The original Article was also criticized for not only imposing a cost on social media platforms and search engines, but also for limiting freedom of expression of individuals. In an apparent attempt to address this concern, another amendment to this Article introduced a new paragraph which states that licensing requirements “shall not prevent legitimate private and non-commercial use of press publications by individual users.”
While individual users, according to the new text, are not bound by the licensing requirement so long as they are using the content for non-commercial purposes, they are, nevertheless, limited in their ability to share the information, because most social media platforms that facilitate this sharing with a large audience are for-profit, commercial entities. Thus, the amendment does little to limit the effect this Article has in terms of constricting the users’ freedom of expression.
Moreover, when the previous draft of the directive was placed before the parliament, it was also feared that while giants such as Google, Facebook and YouTube may be able to afford the cost of acquiring such licenses, smaller platforms and startups, unable to afford such costs, will have to wind up, resulting in further monopolization of content on the internet.
The amended text adopted by the parliament adds that “Microenterprises and small-sized enterprises.. shall not be considered online content sharing service providers within the meaning of this Directive.” Nevertheless, the exceptions this paragraph provides, cover only a tiny portion of the content sharing providers, which caters to an insignificant percent of people using such platforms.
According to the May 2003 Commission Recommendation which classifies enterprises in the EU, “a microenterprise is defined as an enterprise which employs fewer than 10 persons and whose annual turnover and/or annual balance sheet total does not exceed EUR 2 million,” and a “small enterprise is defined as an enterprise which employs fewer than 50 persons and whose annual turnover and/or annual balance sheet total does not exceed EUR 10 million.”
Facebook, as of last year, employed a staff of more than 25,000 people, and Google employed over 88,000. While the amendment makes an exception for firms employing less than 50 people, the directive, nevertheless, uniformly imposes the license requirement on all firms – from those employing 50 people to those employing over 88,000 – without making a distinction between the differing ability of the two to afford the costs.
The resulting disproportionate burden on smaller firms is bound to force a large number of them to wind up their operations or sell out, while simultaneously allowing the likes of Facebook and YouTube – which are in a position not only to pay the costs, but also to play tough in negotiating the license agreements with large publishers – to further expand their monopolies.
Further, the validity of the fundamental premise, based on which the publishing and production industry heads lobbied the MEPs, might itself be flawed, as far the available empirical evidence shows.

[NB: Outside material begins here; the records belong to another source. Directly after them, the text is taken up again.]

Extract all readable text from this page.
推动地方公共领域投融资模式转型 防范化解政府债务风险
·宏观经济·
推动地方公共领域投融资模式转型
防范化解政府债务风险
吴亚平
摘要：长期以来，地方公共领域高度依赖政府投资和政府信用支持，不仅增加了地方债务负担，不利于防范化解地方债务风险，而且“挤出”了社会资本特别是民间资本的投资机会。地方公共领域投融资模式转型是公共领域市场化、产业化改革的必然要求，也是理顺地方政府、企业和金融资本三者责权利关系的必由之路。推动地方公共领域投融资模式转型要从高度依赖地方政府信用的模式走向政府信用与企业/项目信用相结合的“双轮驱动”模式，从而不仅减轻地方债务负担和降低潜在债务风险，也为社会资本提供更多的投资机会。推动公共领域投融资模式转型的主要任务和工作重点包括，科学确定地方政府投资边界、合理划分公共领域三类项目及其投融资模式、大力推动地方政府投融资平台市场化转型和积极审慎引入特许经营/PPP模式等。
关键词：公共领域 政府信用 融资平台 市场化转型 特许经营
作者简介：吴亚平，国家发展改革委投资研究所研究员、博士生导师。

The premise is that the amount of revenue generated from ads shared by Google or YouTube with the producers and publishers of the content is lower than what subscription services yield to the latter. This difference is termed as the “value gap” or “transfer of value”, which is sought to be reversed by these reforms.
However, the result of a similar law, when implemented in Spain, yielded counter-productive results, with Google News winding up in Spain, causing a huge drop in traffic to Spanish publications, especially the smaller ones whose reliance on Google News to send readers their way was much higher. There was no increase in the revenue of media reported as a result, which might be an indication that “value gap” is an erroneous concept, formulated without considering whether the loss of revenue as a result of non-visibility on platforms such as Google News will offset or surpass the potential increase in revenue from subscription-based services.
Moreover, the legality of this reform is itself questionable, as it is in direct violation of the international copyright governance treaty – dating back to 1887 and last amended in 1979 – the “Berne Convention for the Protection of Literary and Artistic Works”. Article 10 of this agreement states: “It shall be permissible to make quotations from a work which has already been lawfully made available to the public, provided that their making is compatible with fair practice, and their extent does not exceed that justified by the purpose, including quotations from newspaper articles and periodicals in the form of press summaries.”
The only significant concession made in the form of amendment to Article 11 reduces the period for which license agreements are mandatory for online content-sharing platforms and search engines from 20 years to 5 years from the date of publication.
Risk of filters
More crippling than Article 11 is Article 13 of the directive, which holds the content sharing platforms liable for copyright infringements. As of now, in accordance with the e-commerce directive, the primary responsibility of ensuring the content uploaded does not violate any copyrights rests on the users uploading it, while platforms are legally obliged to take down such infringing content when notified.
Once Article 13 of this new directive becomes effective, it will be mandatory for all sites, “that allow users to post text, sounds, code, still or moving images, or other copyrighted works for public consumption.. to filter all their users’ submissions against a database of copyrighted works. Sites will have to pay to license the technology to match submissions to the database, and to identify near matches as well as exact ones. Sites will be required to have a process to allow rightsholders to update this list with more copyrighted works,” Cory Doctorow, journalist and an advocate of liberalizing copyrights, had warned.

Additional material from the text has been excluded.